TopMover Docs
Methodology

Liquidations (Multi-Exchange Methodology)

How we aggregate liquidations across 8 exchanges, why our numbers differ from Coinglass, and what to trust.

Liquidation totals on different sites disagree, sometimes by 5× or more. This page explains exactly how we compute ours and where the deltas vs. other services come from.

Where data comes from

We connect to public liquidation WebSockets on each venue:

ExchangeStreamThrottled?
Binance!forceOrder@arrYes (1/s/symbol)
OKXliquidation-orders channelYes (1/s/symbol, since Sep 2021)
Asterforce-order channelYes (similar throttle)
Bybitliquidation topicNo
Bitgetforce_order v3No
Gate.ioliquidationNo
HTXforce-order subscriptionNo
HyperliquiduserFills delta (filtered to liqs)No (S3 + WS)

No paid data partner. No exchange affiliation. Source code for each connector lives in the worker repo.

How we normalize

Each connector emits a row with the same shape:

{ exchange, symbol, side, price, qty, notional, ts }

notional = price * qty * contractMultiplier, where the multiplier comes from our contract_specs table (e.g. some Bitget contracts are denominated in "contracts" worth 0.01 of the base asset, not 1). This is why we had a one-time backfill in mid-2026 to fix a ~80× overstatement on Bitget — the multiplier was originally treated as 1 across the board.

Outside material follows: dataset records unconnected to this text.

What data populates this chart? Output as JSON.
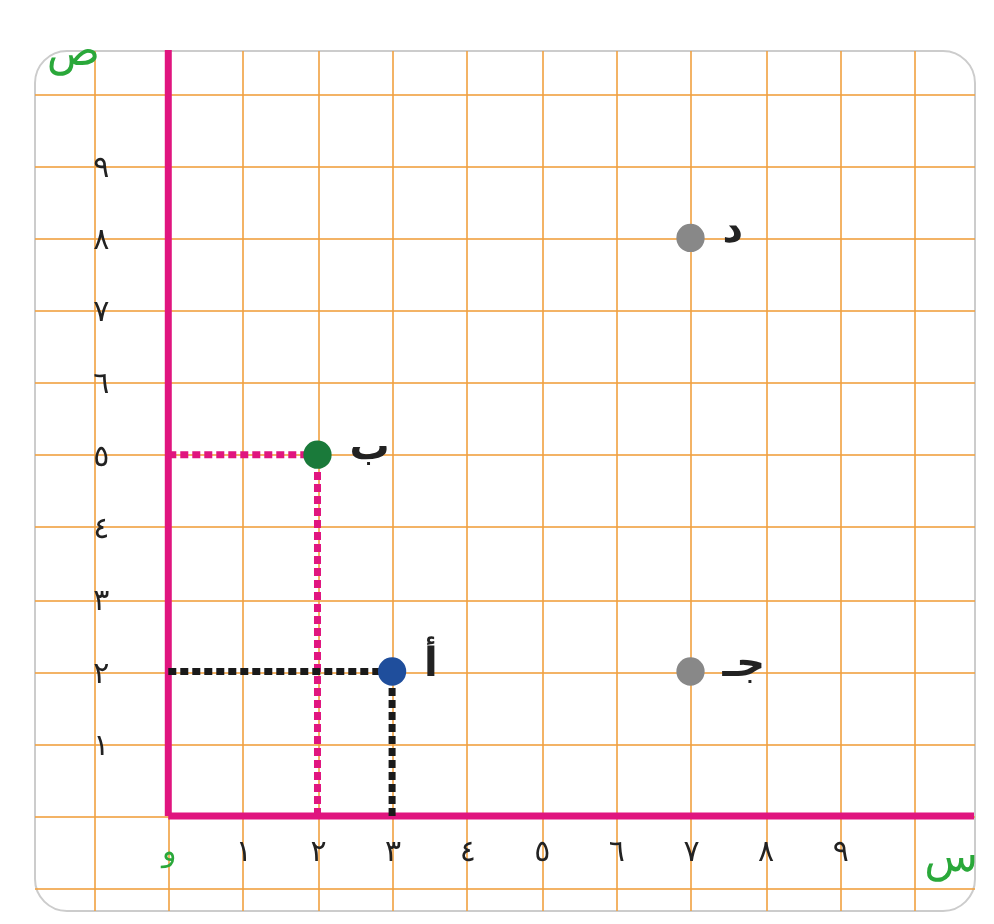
{
  "chart_data": {
    "type": "scatter",
    "xlabel": "س",
    "ylabel": "ص",
    "xlim": [
      -1.8,
      10.8
    ],
    "ylim": [
      -1.3,
      10.6
    ],
    "xticks": [
      {
        "value": -1,
        "label": null
      },
      {
        "value": 0,
        "label": "و"
      },
      {
        "value": 1,
        "label": "١"
      },
      {
        "value": 2,
        "label": "٢"
      },
      {
        "value": 3,
        "label": "٣"
      },
      {
        "value": 4,
        "label": "٤"
      },
      {
        "value": 5,
        "label": "٥"
      },
      {
        "value": 6,
        "label": "٦"
      },
      {
        "value": 7,
        "label": "٧"
      },
      {
        "value": 8,
        "label": "٨"
      },
      {
        "value": 9,
        "label": "٩"
      },
      {
        "value": 10,
        "label": null
      }
    ],
    "yticks": [
      {
        "value": -1,
        "label": null
      },
      {
        "value": 0,
        "label": null
      },
      {
        "value": 1,
        "label": "١"
      },
      {
        "value": 2,
        "label": "٢"
      },
      {
        "value": 3,
        "label": "٣"
      },
      {
        "value": 4,
        "label": "٤"
      },
      {
        "value": 5,
        "label": "٥"
      },
      {
        "value": 6,
        "label": "٦"
      },
      {
        "value": 7,
        "label": "٧"
      },
      {
        "value": 8,
        "label": "٨"
      },
      {
        "value": 9,
        "label": "٩"
      },
      {
        "value": 10,
        "label": null
      }
    ],
    "grid": true,
    "marker": "circle",
    "series": [
      {
        "type": "line",
        "line_style": "solid",
        "marker": "none",
        "color": "#e0157f",
        "x": [
          0,
          0
        ],
        "values": [
          0,
          10.6
        ]
      },
      {
        "type": "line",
        "line_style": "solid",
        "marker": "none",
        "color": "#e0157f",
        "x": [
          0,
          10.8
        ],
        "values": [
          0,
          0
        ]
      },
      {
        "type": "line",
        "line_style": "dashed",
        "marker": "none",
        "color": "#e0157f",
        "x": [
          0,
          2
        ],
        "values": [
          5,
          5
        ]
      },
      {
        "type": "line",
        "line_style": "dashed",
        "marker": "none",
        "color": "#e0157f",
        "x": [
          2,
          2
        ],
        "values": [
          0,
          5
        ]
      },
      {
        "type": "line",
        "line_style": "dashed",
        "marker": "none",
        "color": "#1a1a1a",
        "x": [
          0,
          3
        ],
        "values": [
          2,
          2
        ]
      },
      {
        "type": "line",
        "line_style": "dashed",
        "marker": "none",
        "color": "#1a1a1a",
        "x": [
          3,
          3
        ],
        "values": [
          0,
          2
        ]
      },
      {
        "type": "scatter",
        "x": [
          3,
          2,
          7,
          7
        ],
        "values": [
          2,
          5,
          2,
          8
        ],
        "colors": [
          "#1f4e9c",
          "#1a7a3a",
          "#888888",
          "#888888"
        ]
      }
    ],
    "annotations": [
      {
        "text": "أ",
        "x": 3,
        "y": 2
      },
      {
        "text": "ب",
        "x": 2,
        "y": 5
      },
      {
        "text": "جـ",
        "x": 7,
        "y": 2
      },
      {
        "text": "د",
        "x": 7,
        "y": 8
      }
    ]
  }
}
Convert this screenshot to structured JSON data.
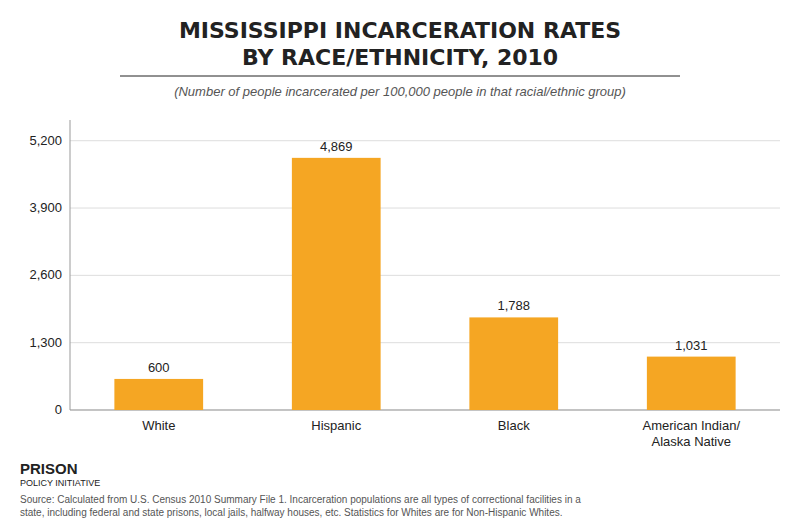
{
  "chart_data": {
    "type": "bar",
    "title": "MISSISSIPPI INCARCERATION RATES\nBY RACE/ETHNICITY, 2010",
    "subtitle": "(Number of people incarcerated per 100,000 people in that racial/ethnic group)",
    "categories": [
      "White",
      "Hispanic",
      "Black",
      "American Indian/\nAlaska Native"
    ],
    "values": [
      600,
      4869,
      1788,
      1031
    ],
    "value_labels": [
      "600",
      "4,869",
      "1,788",
      "1,031"
    ],
    "data_labels": true,
    "color": "#F5A623",
    "ylim": [
      0,
      5600
    ],
    "yticks": [
      0,
      {
        "value": 1300,
        "label": "1,300"
      },
      {
        "value": 2600,
        "label": "2,600"
      },
      {
        "value": 3900,
        "label": "3,900"
      },
      {
        "value": 5200,
        "label": "5,200"
      }
    ],
    "grid": true,
    "annotations": [
      "Source: Calculated from U.S. Census 2010 Summary File 1. Incarceration populations are all types of correctional facilities in a\nstate, including federal and state prisons, local jails, halfway houses, etc. Statistics for Whites are for Non-Hispanic Whites.",
      "PRISON",
      "POLICY INITIATIVE"
    ]
  }
}
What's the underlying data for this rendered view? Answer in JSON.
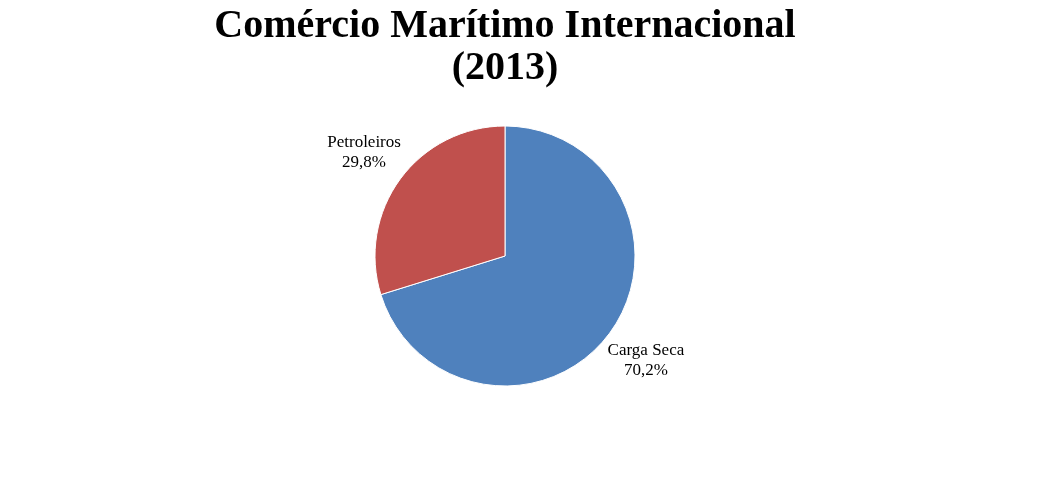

The 1-event-per-second throttle: why our Binance number is a

floor, not the truth

The Binance public WS docs are explicit:

For each symbol, only the largest one liquidation order within 1000ms is pushed.

OKX and Aster do the same. We see the largest event per second per symbol; smaller fills inside that second are silently omitted. That means:

  • Our cross-exchange total is strictly a lower bound.
  • Throttling affects busy seconds more than quiet ones — so the delta from "true" total grows during crashes.
  • Bitget, Bybit, Gate, and HTX don't throttle, so on those venues our number is closer to ground truth.

Why this looks weird compared to Coinglass

Coinglass aggregates from multiple feeds, some of them paid / partner streams from the exchanges directly that bypass the public WS throttle. Their methodology is private. We've stared at our numbers vs theirs and the pattern is:

  • For Binance / OKX, Coinglass usually shows more than us (they have throttle-bypass).
  • For Bitget, Coinglass usually shows less than us (they appear to sample / downsample).
  • For Gate, Coinglass usually shows more than us (their feed quality on small venues is better).

Both numbers can be correct given their definitions. The page surfaces a callout at the bottom so you're aware before drawing conclusions.

Rollup tables

  • liquidations_events — raw per-event log (not exposed externally).
  • liquidation_rollup_1h — hourly per-(exchange, symbol) sums. This is what powers Rankings' "24H LIQ" column and the Liquidations page totals.